Well, certainly the challenges were not with the faculty members. We obviously wouldn’t do anything the faculty member didn’t want to do and wasn’t really enthusiastic to do. We tried to make sure that the faculty member knew what they were expected to do if they did agree to put a course up as a MOOC, although we were certainly in the dark about what that was, so we had to find faculty that were really a little bit flexible. Because all of us knew that we didn’t know what was really going to happen when we put these things up there.

But the challenge, first, there were technical challenges because the standards for Coursera [were different than our own]. We used our already-existing online courses that we developed, but putting them into a Coursera framework — using Coursera specs — cost us a bit more than we expected it to. We had to … rework the courses. So, that was a little bit of a surprise. It wasn’t a challenge but it was a surprise.

And then the second thing, the big surprise, was of course that — particularly for the faculty members — was the audience was very, very different from the audiences that they were used to. So, for instance, very few people really kept up with the lessons. If you’re a faculty member, you’re expecting something else or you’re used to something else, that’s disappointing. And then of course … since if you have 30,000 people you’ve got people from every kind of political viewpoint, particularly even viewpoints on how the instruction of this course should be undertaken, and those people have no qualms about voicing their opinions. And so, the faculty have to be a bit thick-skinned and try to ignore that.

In fact, what we’re saying now to faculty is, “We will probably not respond to any individual students. If we’re going to respond at all, other than our pre-programmed prompts, it will be to groups of students rather than to individual students, for sure.”

But anyway, there were some challenges in terms of actually conducting the course and getting into some areas where we hadn’t been before.

5. How much support can institutions expect in the creation and development of MOOCs from their chosen MOOC provider?

… We think Coursera has a pretty good platform and they’re improving it all the time. And their support, their technical support, has been, I think, pretty good and their support with regards to public relations and other things has been pretty good.

Of course, they too are in a big experiment. So, some of the business aspects such as, and particularly around, the intellectual property are still being worked out; not an issue, but as you jump into this, there are some stitches that we didn’t catch and we had to go back and pick up these stitches a little bit with regard to legal stuff. But, overall, I would say that Coursera was a very good partner for us and really supported us in what we were doing.

6. Is there anything you’d like to add about the experience of developing online courses for Coursera and the experience of joining up with a MOOC provider?

I think the main advantage we had is that once the MOOC phenomenon came on and once my campus, our campus, got onto Coursera, the whole discussion around online education — its applicability, its value and so forth — changed.

More people began coming to us with ideas about online courses. … Although on our campus we were very progressive, I think our faculty were really using online. And we had 40 courses online courses so we’re ahead of everybody in the UC system.

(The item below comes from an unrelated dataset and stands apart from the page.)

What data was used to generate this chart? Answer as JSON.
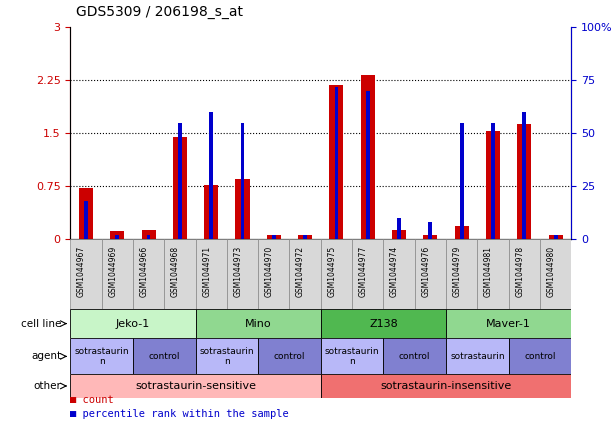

But the MOOC and our joining Coursera completely turned the conversation in a very positive direction. So, in any event, the publicity we got — we had 250,000 people who enrolled in our Coursera courses — all of that was a really great experience.

We learned a lot and, as I say, it shifted the conversation on our campus about online in a positive direction. It could easily go the other way soon if we hit snags and so forth, but so far it’s been really very positive for us.